Abstract
There has been a great development in the field of computational modeling
and simulation in biomedical research during the last ten years, in particular, in brain
stimulation of Parkinson’s disease (PD) patients and, recently, even in that of
Alzheimer’s disease (AD) patients. Computer modeling allows such electrical
stimulations using statistics, bioinformatics and advanced machine-learning algorithms.
The current book chapter discusses the advantages of computational modeling in
studying biomedical research.
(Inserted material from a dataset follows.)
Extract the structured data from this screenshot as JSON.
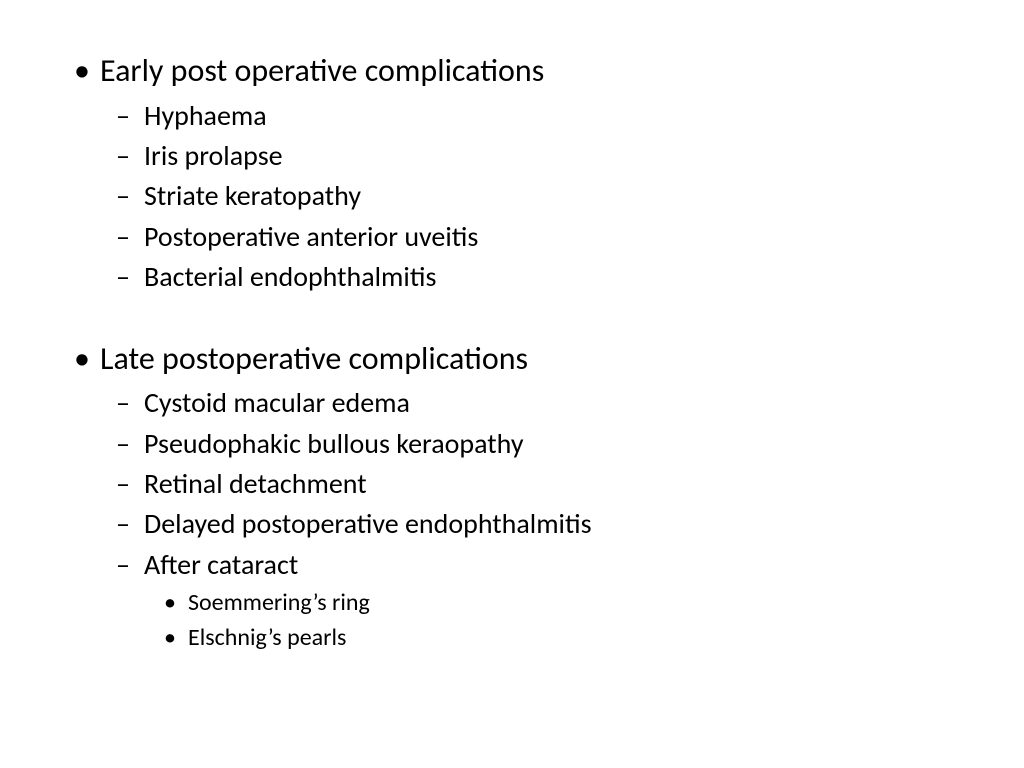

Using computational modeling, classification algorithms
can be applied to microarray and RNA sequencing data (such as hierarchical clustering
- HCL, t-SNE and principal component analysis - PCA), and high-resolution images
can be generated based on the analyzed data and patient samples. Additionally,
genomic data can be analyzed from cancer patient samples carrying mutations or
exhibiting aneuploidy chromosomal changes (such as lung cancer, breast cancer,
cervical cancer, ovarian cancer, glioblastoma and colon cancer). Also, microRNAs
(miRNAs) and long noncoding RNAs (lncRNAs) can be analyzed. We can identify
cellular vulnerabilities associated with aneuploid, and assigned aneuploidy scores can
generate mushroom plots on the data. Functional network analyses can highlight
altered pathways (such as inflammation and alternative splicing) in patient samples,
and cellular composition and lineage-specific analyses can highlight the role of specific
cell types (e.g., neurons, microglia – MG oligodendrocytes- OLGs, astrocytes, etc.).
Computational platforms/tools, such as Matlab, R, Python, SPSS and MySQL, can be
used for analysis. The data can be deposited in the Gene Expression Omnibus (GEO).
CRISPR/Cas genomic targets can be identified for therapeutic intervention using
computer simulations, and patient survival curves can be computed. Further
comparison to mice models can be made. Additionally, human and mouse stem cells
can be analyzed, and non-parametric gene ontology (GO) analyses using KolmogorovSmirnov (KS) statistical tests can be applied to microarray or RNA sequencing data.
Keywords: Alzheimer’s disease, Computational platforms/tools, Genomic data, Pathways, Parkinson’s disease, RNA sequencing data.